Final answer:
The correct answer is that there will be a loss on the repossession, calculated by finding the net book value of the repossessed item and comparing it to its estimated repossessed value. However, the loss amount calculated ($5,300) is not present in the given multiple-choice options.
Step-by-step explanation:
The question is asking to calculate the gain or loss on repossession of dining room sets sold by Oliver Co. using the installment-sales method when the company could no longer collect on an account with a balance of $14,000. Using the gross profit rate of 70%, we can determine the cost of the goods sold (COGS) and then compare this to the estimated net value of the repossessed dining room set to find out the gain or loss.
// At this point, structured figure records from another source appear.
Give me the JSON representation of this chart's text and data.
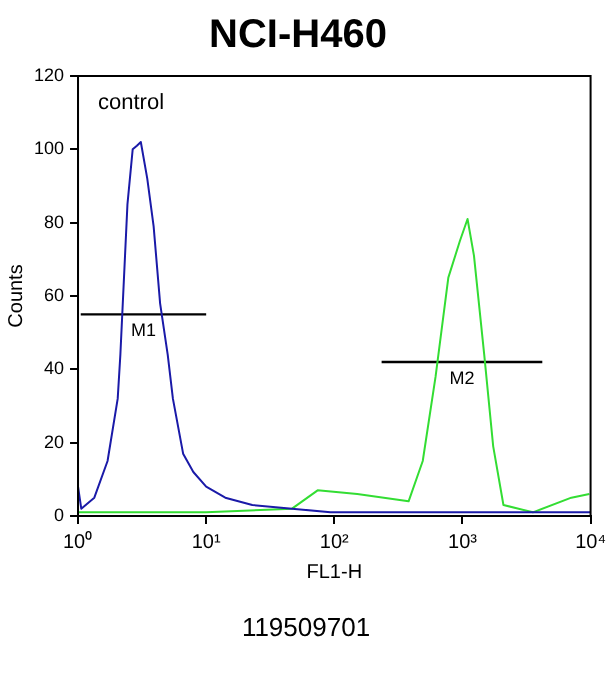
{
  "chart_data": {
    "type": "line",
    "title": "NCI-H460",
    "xlabel": "FL1-H",
    "ylabel": "Counts",
    "log": "x",
    "xlim": [
      1,
      10000
    ],
    "xticks": [
      {
        "value": 1,
        "label": "10⁰"
      },
      {
        "value": 10,
        "label": "10¹"
      },
      {
        "value": 100,
        "label": "10²"
      },
      {
        "value": 1000,
        "label": "10³"
      },
      {
        "value": 10000,
        "label": "10⁴"
      }
    ],
    "ylim": [
      0,
      120
    ],
    "yticks": [
      0,
      20,
      40,
      60,
      80,
      100,
      120
    ],
    "grid": false,
    "legend": false,
    "marker": "none",
    "line_style": "solid",
    "series": [
      {
        "color": "#1a1aa8",
        "x": [
          1,
          1.06,
          1.34,
          1.7,
          2.04,
          2.14,
          2.43,
          2.67,
          2.88,
          3.09,
          3.47,
          3.89,
          4.37,
          5.01,
          5.5,
          6.61,
          7.94,
          10,
          14.1,
          22.9,
          46.8,
          93.3,
          316,
          1000,
          10000
        ],
        "values": [
          8,
          2,
          5,
          15,
          32,
          44,
          85,
          100,
          101,
          102,
          92,
          79,
          58,
          44,
          32,
          17,
          12,
          8,
          5,
          3,
          2,
          1,
          1,
          1,
          1
        ]
      },
      {
        "color": "#33dd33",
        "x": [
          1,
          10,
          46.8,
          74.1,
          151,
          380,
          490,
          617,
          776,
          955,
          1096,
          1230,
          1479,
          1738,
          2089,
          3548,
          7079,
          9772
        ],
        "values": [
          1,
          1,
          2,
          7,
          6,
          4,
          15,
          38,
          65,
          75,
          81,
          71,
          44,
          19,
          3,
          1,
          5,
          6
        ]
      },
      {
        "name": "M1",
        "color": "#000000",
        "x": [
          1.05,
          10
        ],
        "values": [
          55,
          55
        ]
      },
      {
        "name": "M2",
        "color": "#000000",
        "x": [
          234,
          4200
        ],
        "values": [
          42,
          42
        ]
      }
    ],
    "annotations": [
      "control",
      "119509701"
    ]
  }
}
First, we calculate the COGS:
- Gross Profit on sale = Gross Profit Rate × Sale Price
- $14,000 × (1 - 0.70) = $4,200 (COGS)
- Net book value of account (NBV) = Original account balance - COGS
- $14,000 - $4,200 = $9,800 (NBV)
Comparison of NBV to repossessed value:
- Repossessed value (without reconditioning) = $4,000
- Loss on repossession = NBV - Repossessed value
- $9,800 - $4,000 = $5,800 (Without reconditioning)
- Repossessed value (with reconditioning) = $5,000 - $500 (Cost of reconditioning)
- Loss on repossession (with reconditioning) = $9,800 - ($5,000 - $500)
- $9,800 - $4,500 = $5,300
As the loss is lower with reconditioning, it is preferable. Thus the correct answer to the gain or loss on repossession is a loss of $5,300, which is not an option in the given choices, so there might be an error in the provided options or the calculations above.